La France condamnée pour le procès d'Agnelet dans l'affaire Le Roux

La Cour européenne des droits de l'homme a condamné la France pour violation du droit à un procès équitable au bénéfice de Maurice Agnelet, condamné en 2007 à vingt ans de réclusion criminelle pour l'assassinat d'Agnès Le Roux.

Maurice Agnelet sort de la cour d\'assises des Bouches-du-Rhône à Aix-en-Provence, le 11 octobre 2007.
Maurice Agnelet sort de la cour d'assises des Bouches-du-Rhône à Aix-en-Provence, le 11 octobre 2007. (MICHEL GANGNE / AFP)

Maurice Agnelet gagne son combat devant la Cour de Strasbourg. La Cour européenne des droits de l'homme (CEDH) a condamné la France, jeudi 10 janvier, pour violation du droit à un procès équitable de Maurice Agnelet. Ce dernier a été condamné, en 2007, à vingt ans de réclusion criminelle pour l'assassinat d'Agnès Le Roux. 

De quelle affaire s'agit-il ?

Trente-cinq ans après, la disparition d'Agnès Le Roux reste une énigme. A la Toussaint, en 1977, l'héritière du casino niçois Le Palais de la Méditerranée s'était volatilisée après être partie avec sa voiture. Ni véhicule ni corps n'ont été retrouvés. Après avoir bénéficié d'un non-lieu en 1985, l'amant d'Agnès Le Roux, l'ancien avocat niçois Maurice Agnelet, avait finalement été renvoyé aux assises. Acquitté en 2006, il a été condamné en 2007 en appel. Son pourvoi en cassation avait été rejeté. En septembre dernier, la justice française avait rejeté une demande de révision du procès d'Agnelet, qui a toujours clamé son innocence. 

Pourquoi la France est-elle condamnée ?

Dans sa requête devant la Cour de Strasbourg, Agnelet se plaignait de l'absence de motivation de l'arrêt de la cour d'assises de 2007 à son encontre. Ce n'est que depuis le 1er janvier 2012 que les cours d'assises françaises ont l'obligation de motiver les arrêts criminels. Mais la CEDH a précisé, dans son arrêt, que l'absence de motivation du verdict ne constituait pas en elle-même une violation des droits du condamné. En revanche, les juges européens ont estimé, dans leur arrêt, que Maurice Agnelet n'avait "pas disposé de garanties suffisantes lui permettant de comprendre le verdict de condamnation prononcé à son encontre".  

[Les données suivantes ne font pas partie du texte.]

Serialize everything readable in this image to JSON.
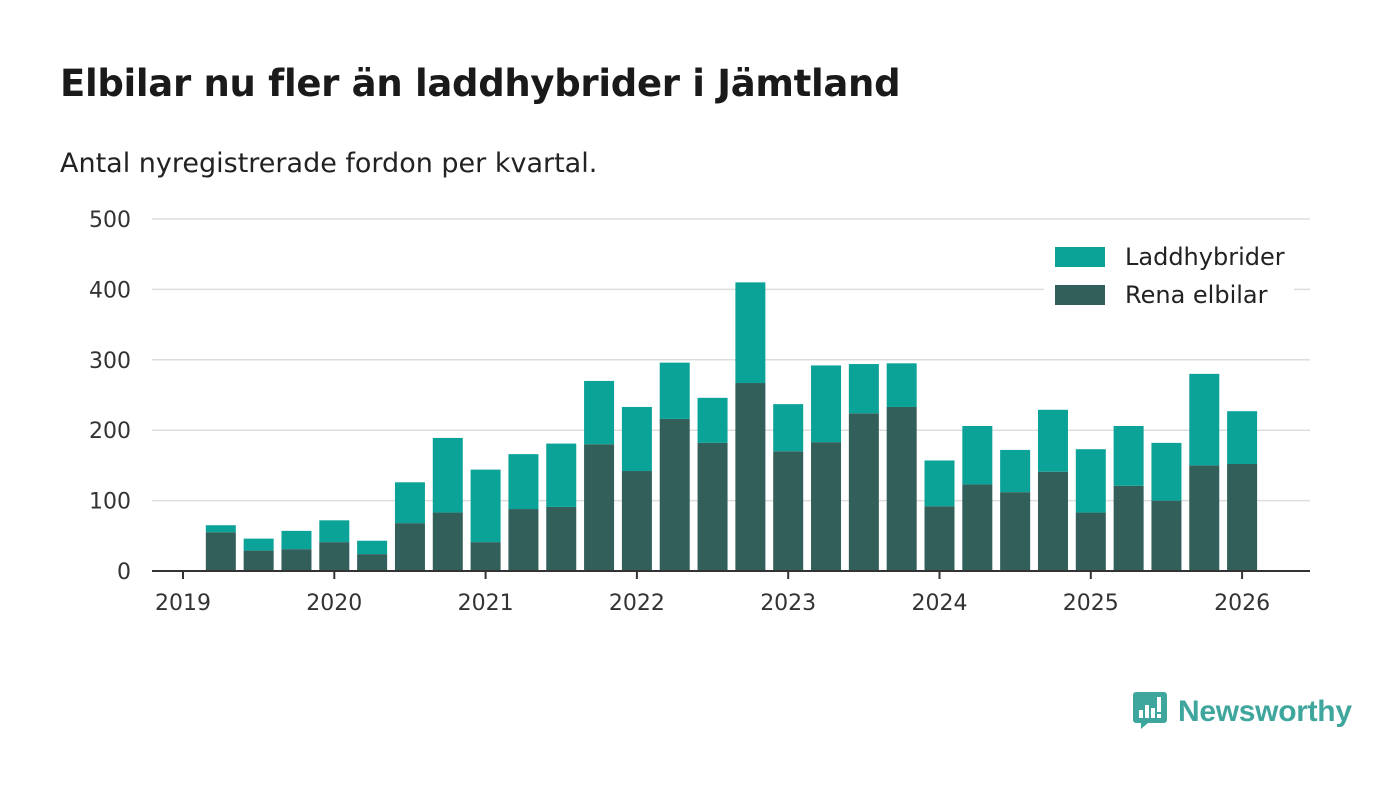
{
  "header": {
    "title": "Elbilar nu fler än laddhybrider i Jämtland",
    "subtitle": "Antal nyregistrerade fordon per kvartal."
  },
  "brand": {
    "name": "Newsworthy",
    "icon": "newsworthy-logo-icon",
    "color": "#3ea69c"
  },
  "colors": {
    "laddhybrider": "#0ba398",
    "elbilar": "#325f59",
    "grid": "#dddddd",
    "axis": "#333333"
  },
  "chart_data": {
    "type": "bar",
    "stacked": true,
    "title": "Elbilar nu fler än laddhybrider i Jämtland",
    "subtitle": "Antal nyregistrerade fordon per kvartal.",
    "xlabel": "",
    "ylabel": "",
    "ylim": [
      0,
      500
    ],
    "yticks": [
      0,
      100,
      200,
      300,
      400,
      500
    ],
    "xticks": [
      "2019",
      "2020",
      "2021",
      "2022",
      "2023",
      "2024",
      "2025",
      "2026"
    ],
    "x_start_year": 2019,
    "x_end_year": 2026.5,
    "legend_position": "top-right",
    "categories": [
      "2019 Q2",
      "2019 Q3",
      "2019 Q4",
      "2020 Q1",
      "2020 Q2",
      "2020 Q3",
      "2020 Q4",
      "2021 Q1",
      "2021 Q2",
      "2021 Q3",
      "2021 Q4",
      "2022 Q1",
      "2022 Q2",
      "2022 Q3",
      "2022 Q4",
      "2023 Q1",
      "2023 Q2",
      "2023 Q3",
      "2023 Q4",
      "2024 Q1",
      "2024 Q2",
      "2024 Q3",
      "2024 Q4",
      "2025 Q1",
      "2025 Q2",
      "2025 Q3",
      "2025 Q4",
      "2026 Q1"
    ],
    "x_positions": [
      2019.25,
      2019.5,
      2019.75,
      2020.0,
      2020.25,
      2020.5,
      2020.75,
      2021.0,
      2021.25,
      2021.5,
      2021.75,
      2022.0,
      2022.25,
      2022.5,
      2022.75,
      2023.0,
      2023.25,
      2023.5,
      2023.75,
      2024.0,
      2024.25,
      2024.5,
      2024.75,
      2025.0,
      2025.25,
      2025.5,
      2025.75,
      2026.0
    ],
    "series": [
      {
        "name": "Rena elbilar",
        "color": "#325f59",
        "values": [
          55,
          29,
          31,
          41,
          24,
          68,
          83,
          41,
          88,
          91,
          180,
          142,
          216,
          182,
          267,
          170,
          183,
          224,
          233,
          92,
          123,
          112,
          141,
          83,
          121,
          100,
          150,
          152
        ]
      },
      {
        "name": "Laddhybrider",
        "color": "#0ba398",
        "values": [
          10,
          17,
          26,
          31,
          19,
          58,
          106,
          103,
          78,
          90,
          90,
          91,
          80,
          64,
          143,
          67,
          109,
          70,
          62,
          65,
          83,
          60,
          88,
          90,
          85,
          82,
          130,
          75
        ]
      }
    ],
    "legend": [
      {
        "name": "Laddhybrider",
        "color": "#0ba398"
      },
      {
        "name": "Rena elbilar",
        "color": "#325f59"
      }
    ]
  }
}
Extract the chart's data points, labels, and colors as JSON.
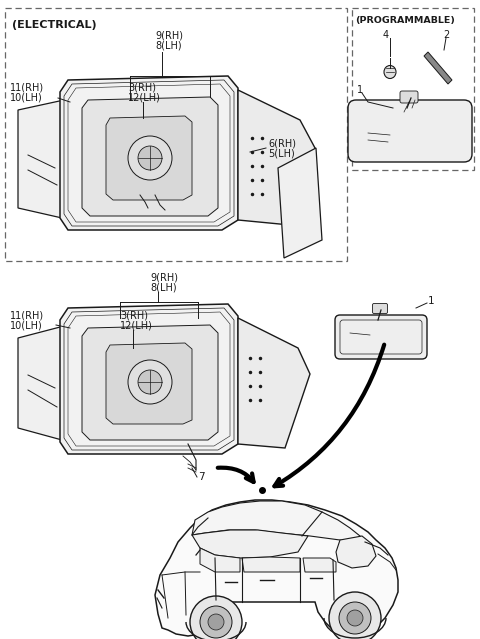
{
  "bg_color": "#ffffff",
  "lc": "#1a1a1a",
  "dc": "#666666",
  "elec_label": "(ELECTRICAL)",
  "prog_label": "(PROGRAMMABLE)",
  "top_label_9rh": "9(RH)",
  "top_label_8lh": "8(LH)",
  "left_label_11rh": "11(RH)",
  "left_label_10lh": "10(LH)",
  "mid_label_3rh": "3(RH)",
  "mid_label_12lh": "12(LH)",
  "right_label_6rh": "6(RH)",
  "right_label_5lh": "5(LH)",
  "label_1": "1",
  "label_2": "2",
  "label_4": "4",
  "label_7": "7",
  "fs": 7.0,
  "fsh": 8.0
}
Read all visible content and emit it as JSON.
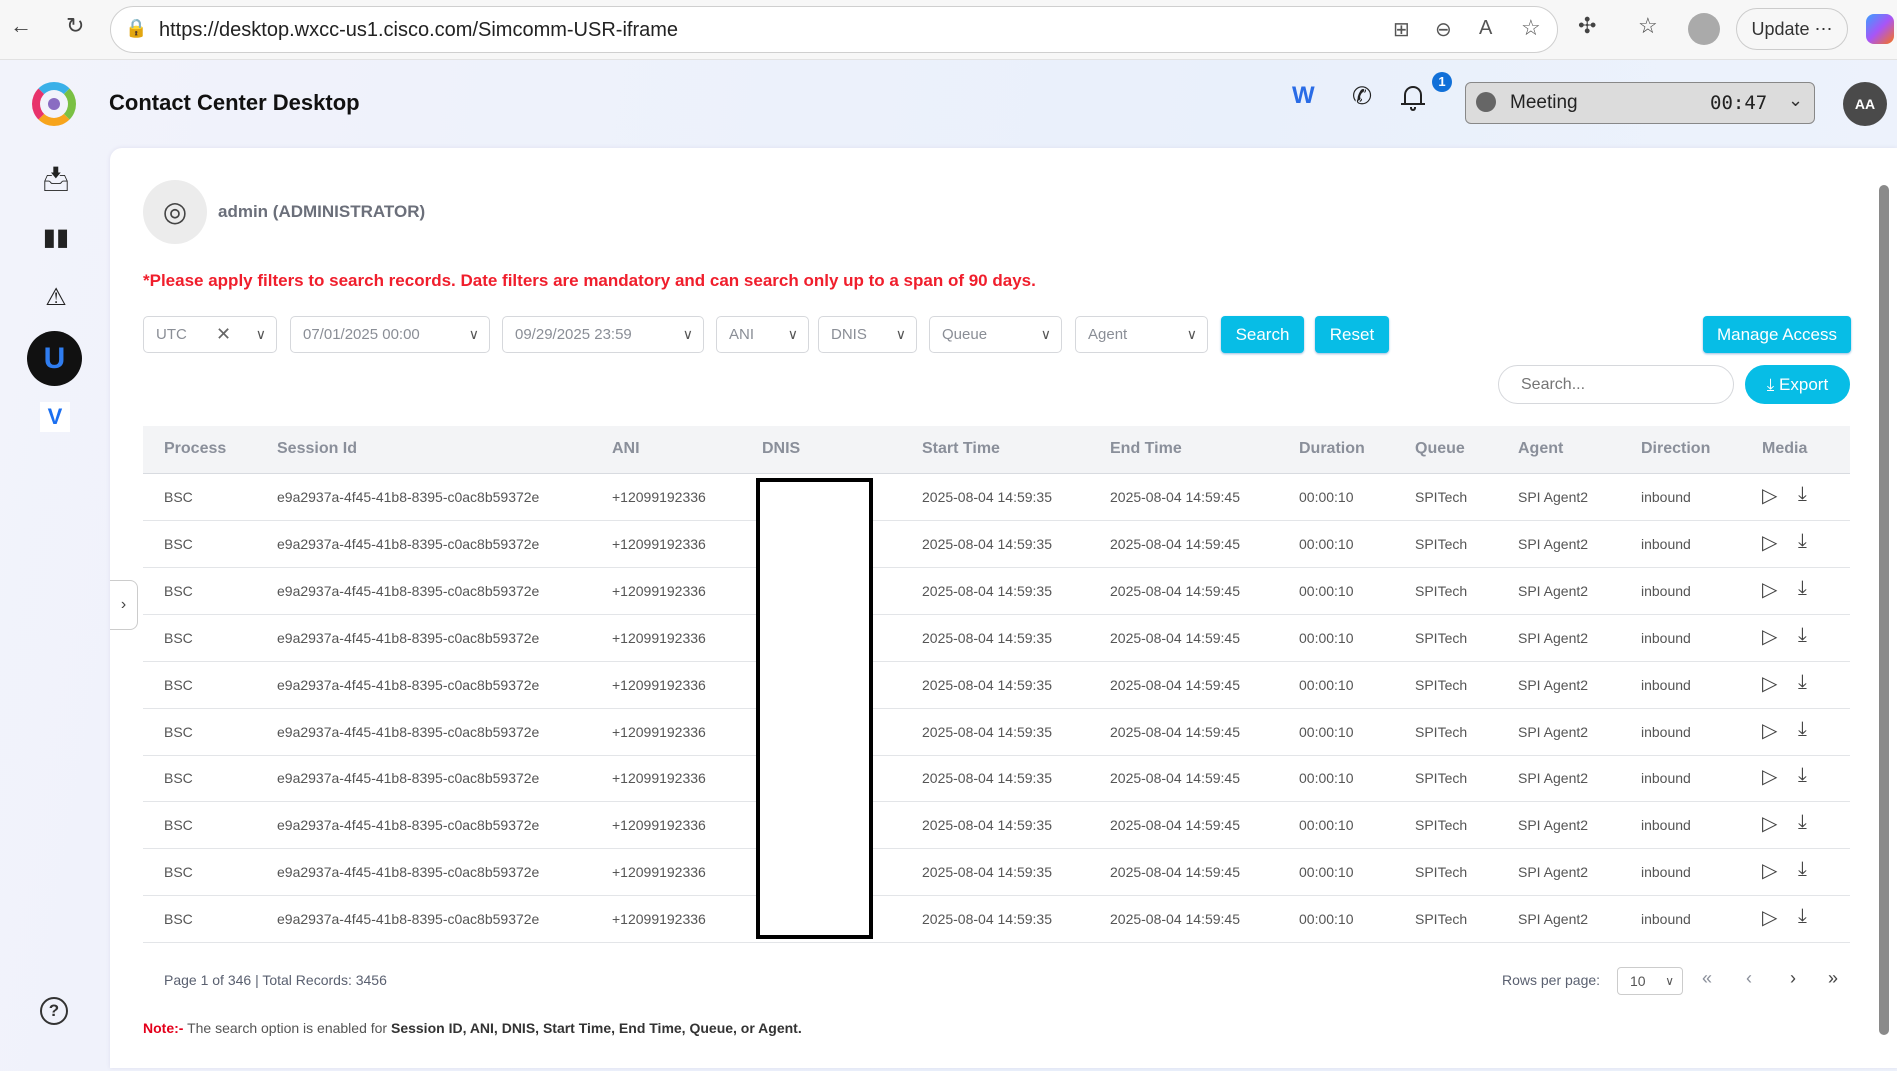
{
  "browser": {
    "url": "https://desktop.wxcc-us1.cisco.com/Simcomm-USR-iframe",
    "update_label": "Update"
  },
  "header": {
    "title": "Contact Center Desktop",
    "notification_count": "1",
    "status": "Meeting",
    "timer": "00:47",
    "avatar_initials": "AA"
  },
  "user": {
    "name": "admin (ADMINISTRATOR)"
  },
  "notice": "*Please apply filters to search records. Date filters are mandatory and can search only up to a span of 90 days.",
  "filters": {
    "timezone": "UTC",
    "start_date": "07/01/2025 00:00",
    "end_date": "09/29/2025 23:59",
    "ani": "ANI",
    "dnis": "DNIS",
    "queue": "Queue",
    "agent": "Agent"
  },
  "buttons": {
    "search": "Search",
    "reset": "Reset",
    "manage_access": "Manage Access",
    "export": "Export"
  },
  "search": {
    "placeholder": "Search..."
  },
  "table": {
    "columns": [
      "Process",
      "Session Id",
      "ANI",
      "DNIS",
      "Start Time",
      "End Time",
      "Duration",
      "Queue",
      "Agent",
      "Direction",
      "Media"
    ],
    "rows": [
      {
        "process": "BSC",
        "session_id": "e9a2937a-4f45-41b8-8395-c0ac8b59372e",
        "ani": "+12099192336",
        "dnis": "",
        "start": "2025-08-04 14:59:35",
        "end": "2025-08-04 14:59:45",
        "duration": "00:00:10",
        "queue": "SPITech",
        "agent": "SPI Agent2",
        "direction": "inbound"
      },
      {
        "process": "BSC",
        "session_id": "e9a2937a-4f45-41b8-8395-c0ac8b59372e",
        "ani": "+12099192336",
        "dnis": "",
        "start": "2025-08-04 14:59:35",
        "end": "2025-08-04 14:59:45",
        "duration": "00:00:10",
        "queue": "SPITech",
        "agent": "SPI Agent2",
        "direction": "inbound"
      },
      {
        "process": "BSC",
        "session_id": "e9a2937a-4f45-41b8-8395-c0ac8b59372e",
        "ani": "+12099192336",
        "dnis": "",
        "start": "2025-08-04 14:59:35",
        "end": "2025-08-04 14:59:45",
        "duration": "00:00:10",
        "queue": "SPITech",
        "agent": "SPI Agent2",
        "direction": "inbound"
      },
      {
        "process": "BSC",
        "session_id": "e9a2937a-4f45-41b8-8395-c0ac8b59372e",
        "ani": "+12099192336",
        "dnis": "",
        "start": "2025-08-04 14:59:35",
        "end": "2025-08-04 14:59:45",
        "duration": "00:00:10",
        "queue": "SPITech",
        "agent": "SPI Agent2",
        "direction": "inbound"
      },
      {
        "process": "BSC",
        "session_id": "e9a2937a-4f45-41b8-8395-c0ac8b59372e",
        "ani": "+12099192336",
        "dnis": "",
        "start": "2025-08-04 14:59:35",
        "end": "2025-08-04 14:59:45",
        "duration": "00:00:10",
        "queue": "SPITech",
        "agent": "SPI Agent2",
        "direction": "inbound"
      },
      {
        "process": "BSC",
        "session_id": "e9a2937a-4f45-41b8-8395-c0ac8b59372e",
        "ani": "+12099192336",
        "dnis": "",
        "start": "2025-08-04 14:59:35",
        "end": "2025-08-04 14:59:45",
        "duration": "00:00:10",
        "queue": "SPITech",
        "agent": "SPI Agent2",
        "direction": "inbound"
      },
      {
        "process": "BSC",
        "session_id": "e9a2937a-4f45-41b8-8395-c0ac8b59372e",
        "ani": "+12099192336",
        "dnis": "",
        "start": "2025-08-04 14:59:35",
        "end": "2025-08-04 14:59:45",
        "duration": "00:00:10",
        "queue": "SPITech",
        "agent": "SPI Agent2",
        "direction": "inbound"
      },
      {
        "process": "BSC",
        "session_id": "e9a2937a-4f45-41b8-8395-c0ac8b59372e",
        "ani": "+12099192336",
        "dnis": "",
        "start": "2025-08-04 14:59:35",
        "end": "2025-08-04 14:59:45",
        "duration": "00:00:10",
        "queue": "SPITech",
        "agent": "SPI Agent2",
        "direction": "inbound"
      },
      {
        "process": "BSC",
        "session_id": "e9a2937a-4f45-41b8-8395-c0ac8b59372e",
        "ani": "+12099192336",
        "dnis": "",
        "start": "2025-08-04 14:59:35",
        "end": "2025-08-04 14:59:45",
        "duration": "00:00:10",
        "queue": "SPITech",
        "agent": "SPI Agent2",
        "direction": "inbound"
      },
      {
        "process": "BSC",
        "session_id": "e9a2937a-4f45-41b8-8395-c0ac8b59372e",
        "ani": "+12099192336",
        "dnis": "",
        "start": "2025-08-04 14:59:35",
        "end": "2025-08-04 14:59:45",
        "duration": "00:00:10",
        "queue": "SPITech",
        "agent": "SPI Agent2",
        "direction": "inbound"
      }
    ]
  },
  "pagination": {
    "info": "Page 1 of 346 | Total Records: 3456",
    "rows_per_page_label": "Rows per page:",
    "rows_per_page": "10"
  },
  "note": {
    "label": "Note:-",
    "text": " The search option is enabled for ",
    "fields": "Session ID, ANI, DNIS, Start Time, End Time, Queue, or Agent."
  },
  "colors": {
    "accent": "#07bde6",
    "warning": "#f01e2c"
  }
}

Un nouveau procès peut-il avoir lieu ?

Cet arrêt de la CEDH ne casse pas la condamnation en France de Maurice Agnelet. Mais elle ouvre, selon son avocat, la possibilité de demander un nouveau procès. Par ailleurs, l'avocat va demander la remise en liberté de son client. 

"Je vais, dès la semaine prochaine, saisir la Cour de cassation française d'un recours en réexamen de la condamnation de Maurice Agnelet", a indiqué à l'AFP Me François Saint-Pierre. Selon l'avocat, "sur la base d'une telle motivation de l'arrêt de la Cour européenne, la Cour de cassation ne pourra qu'ordonner la réouverture d'un nouveau procès"."Je vais également solliciter la remise en liberté sans délai de Maurice Agnelet qui, je le rappelle, est désormais détenu depuis cinq ans sur la base d'un procès jugé inéquitable" par la Cour européenne des droits de l'homme, a-t-il ajouté.